Background Information
The high level system architecture is somehow a bit more complex and consists of more sub-systems. For the sake of keeping my question simple, I have removed the information about the sub-systems that are not needed (and don’t play a role in the problem I’m describing here).
The system consists of 3 parts, a client application, a server application and a database.
-
Client Application: The client application is a windows service that is used by other applications as well via an interface that it’s exposing. It’s main job is to synchronize some content from the server to the client as well as to download settings from the server application (e.g., how often to synchronize content). The content and settings synchronization is happening periodically – that is, content synchronization once a day, settings synchronization every minute.
-
Server Application: The server application runs on Apache Tomcat 8.5 and provides a portal that allows users to upload new content that needs to be synchronized to the clients, as well as toggle settings that also need to be synchronized. This runs on Apache Tomcat 8.5.
-
Database: A simple database that keeps track of information such as whether a client has successfully synchronized the required content, how many clients are present etc. The clients are always a known constant (and relatively small in number ~500 clients). The database communicates only with the server application, and both are on different servers.
Problem Statement
The problems we’re facing are 2, and might somehow be interconnected. It is important to note that these problems started happening in a production environment, without any new deployment having taken place at the point where the problems started – or even near to that point (both for the client and the server):
#1 Connection Refused
errors for content synchronization
For a lot of the clients, the content synchronization is failing with Connection Refused errors. The content synchronization is currently happening once a day, and the whole process is first triggering a request to see if there’s actually any new content to be synchronized, then move on to the actual content downloading. The Connection Refused
errors are received in the beginning of the process (it doesn’t even reach the stage of actual content downloading – looks like a network issue).

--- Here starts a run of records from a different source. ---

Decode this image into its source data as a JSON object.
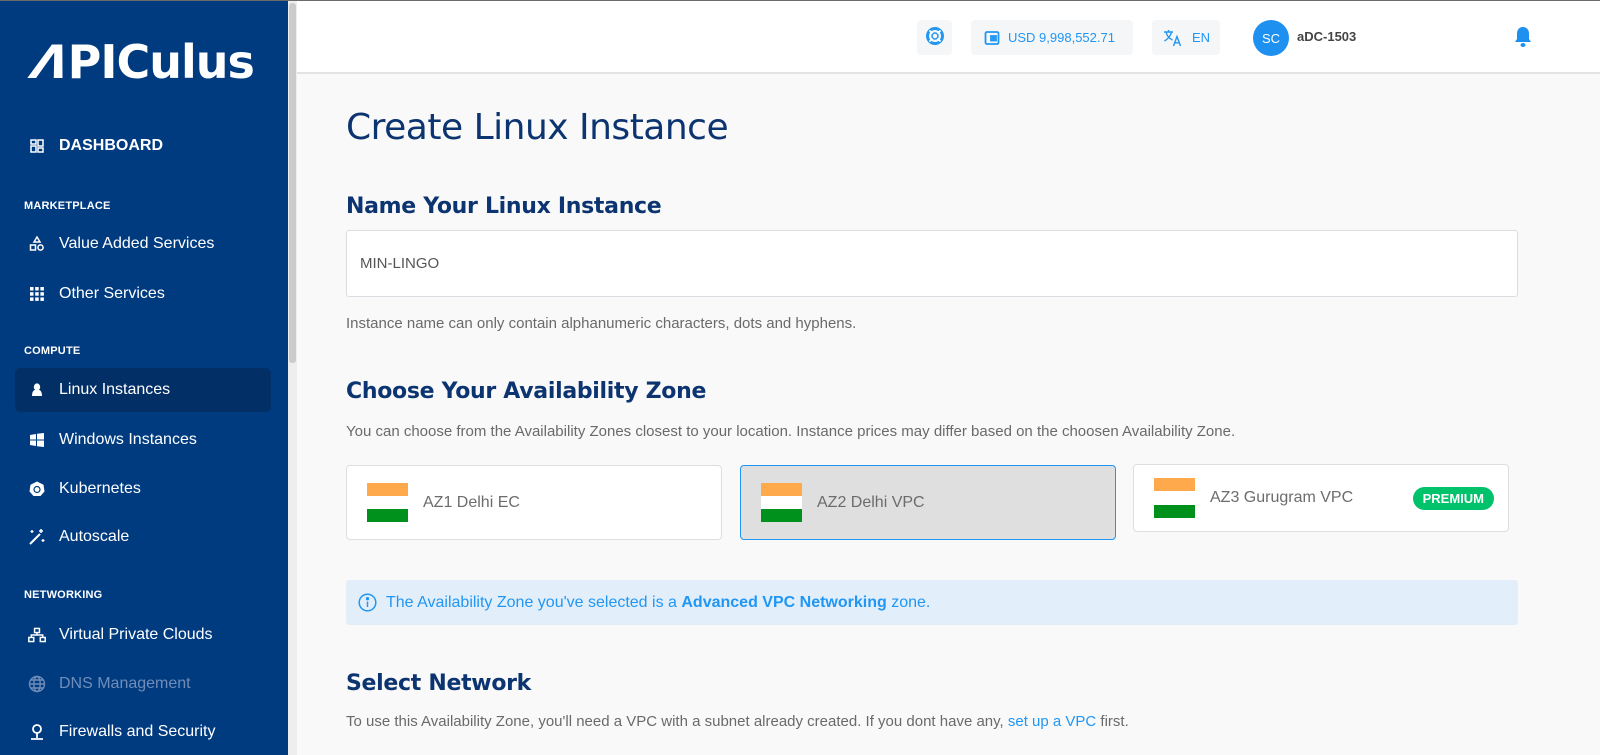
{
  "brand": {
    "logo_text_a": "Λ",
    "logo_text_rest": "PICulus"
  },
  "sidebar": {
    "dashboard": "DASHBOARD",
    "sections": [
      {
        "label": "MARKETPLACE",
        "items": [
          {
            "label": "Value Added Services",
            "icon": "shapes-icon"
          },
          {
            "label": "Other Services",
            "icon": "grid-icon"
          }
        ]
      },
      {
        "label": "COMPUTE",
        "items": [
          {
            "label": "Linux Instances",
            "icon": "linux-icon",
            "active": true
          },
          {
            "label": "Windows Instances",
            "icon": "windows-icon"
          },
          {
            "label": "Kubernetes",
            "icon": "kubernetes-icon"
          },
          {
            "label": "Autoscale",
            "icon": "magic-wand-icon"
          }
        ]
      },
      {
        "label": "NETWORKING",
        "items": [
          {
            "label": "Virtual Private Clouds",
            "icon": "network-icon"
          },
          {
            "label": "DNS Management",
            "icon": "globe-icon",
            "disabled": true
          },
          {
            "label": "Firewalls and Security",
            "icon": "shield-pin-icon"
          }
        ]
      }
    ]
  },
  "header": {
    "balance": "USD 9,998,552.71",
    "language": "EN",
    "avatar_initials": "SC",
    "username": "aDC-1503"
  },
  "main": {
    "page_title": "Create Linux Instance",
    "name_section": {
      "title": "Name Your Linux Instance",
      "value": "MIN-LINGO",
      "help": "Instance name can only contain alphanumeric characters, dots and hyphens."
    },
    "az_section": {
      "title": "Choose Your Availability Zone",
      "help": "You can choose from the Availability Zones closest to your location. Instance prices may differ based on the choosen Availability Zone.",
      "zones": [
        {
          "name": "AZ1 Delhi EC",
          "selected": false
        },
        {
          "name": "AZ2 Delhi VPC",
          "selected": true
        },
        {
          "name": "AZ3 Gurugram VPC",
          "selected": false,
          "badge": "PREMIUM"
        }
      ],
      "info_pre": "The Availability Zone you've selected is a ",
      "info_bold": "Advanced VPC Networking",
      "info_post": " zone."
    },
    "network_section": {
      "title": "Select Network",
      "help_pre": "To use this Availability Zone, you'll need a VPC with a subnet already created. If you dont have any, ",
      "help_link": "set up a VPC",
      "help_post": " first."
    }
  },
  "colors": {
    "sidebar": "#003b80",
    "accent": "#2196f3",
    "premium": "#00c26b",
    "title": "#0c3470"
  }
}
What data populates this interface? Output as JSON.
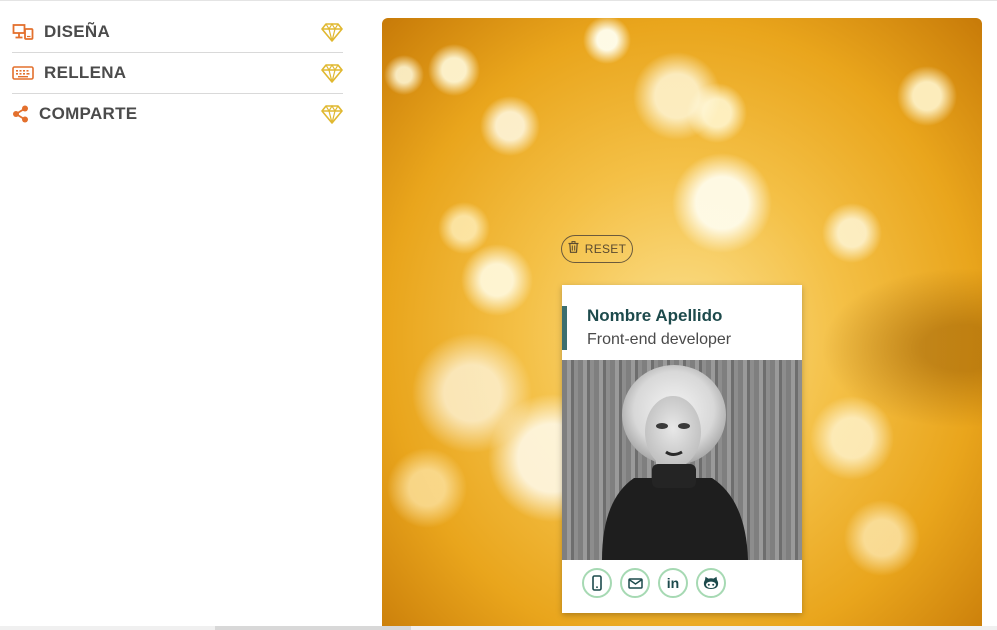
{
  "sidebar": {
    "items": [
      {
        "label": "DISEÑA",
        "icon": "design-icon"
      },
      {
        "label": "RELLENA",
        "icon": "keyboard-icon"
      },
      {
        "label": "COMPARTE",
        "icon": "share-icon"
      }
    ],
    "badge_icon": "diamond-icon"
  },
  "preview": {
    "reset_label": "RESET",
    "card": {
      "name": "Nombre Apellido",
      "job": "Front-end developer",
      "photo_alt": "profile-photo",
      "socials": [
        "phone-icon",
        "email-icon",
        "linkedin-icon",
        "github-icon"
      ],
      "linkedin_text": "in"
    }
  },
  "colors": {
    "accent_orange": "#e3702d",
    "diamond_gold": "#e0b830",
    "card_accent": "#3b6e6f",
    "card_name": "#1d4a4c",
    "social_border": "#a6d9b3"
  }
}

#2 Random failures from the client application
Whenever the client application is used by a user, it is actively trying to perform REST requests to retrieve critical content in realtime. These requests go through some exposed interfaces that are part of the server application. There are cases where there are random failures in between the requests, and mainly looks like due to network interruptions as well.
Example:
- Request 1 at 12:30:00 – Success response
- Request 2 at 12:30:02 – Success response
- Request 3 at 12:30:10 – Success response
- Request 4 at 12:30:15 – Failed / Request is not even reaching the server (after examining the localhost access logs of Apache Tomcat).
The requests seem to be reaching the server again after an arbitary amount of time.
This is not happening for any specific request – it is rather random. Also, an observation here is that before the actions taken (see next section of this post) there were many requests timing out (reaching the server, but getting processed late – which resulted on timeouts in the client application).
Other Observations
Before the Actions Taken section that is described below, we could also see that Apache Tomcat’s memory was reaching to the full allowed (4GB) within a matter of an hour. After the actions taken, the memory is stabilized to 3.5GB – but the Connection Refused issues along with the requests not reaching the server persist.
Actions Taken
The main actions that have been taken concern mainly the 2nd problem, as it is the one with the high impact.
- Apache Tomcat Java memory pool increased from 4GB to 7GB.
maxConnections
property on Apache Tomcat set to 500. This would allow Tomcat to process 500 simultaneous connections + queue 100 taking into consideration the defaultacceptCount
property. All other Connector settings are left to the default.
Questions
- Is the approach taken towards the Apache Tomcat server configuration settings toggling going towards the correct direction ? Would you suggest taking any kind of action in the client side as well ?
- Would you recommend any other settings to use for the
maxConnections
property, or any other settings that would play a role in Apache Tomcat’s performance ? - Note that as stated above, the issues started appearing without any deployment taking place. Sadly, we’re not the ones maintaining those servers (nor have access to them) so we can’t possibly know any kind of changes that would have affected. Is there any kind of firewall settings, network policies etc that could play a role to this outage ?
- Would you say that this is network related ? In my view, this looks very likely, but I can’t prove that yet. The pain point is that the client applications are “black boxes” and installing e.g., Wireshark there requires special approvals that we don’t have. Any suggestions and alternatives that could be provided here would be much appreciated.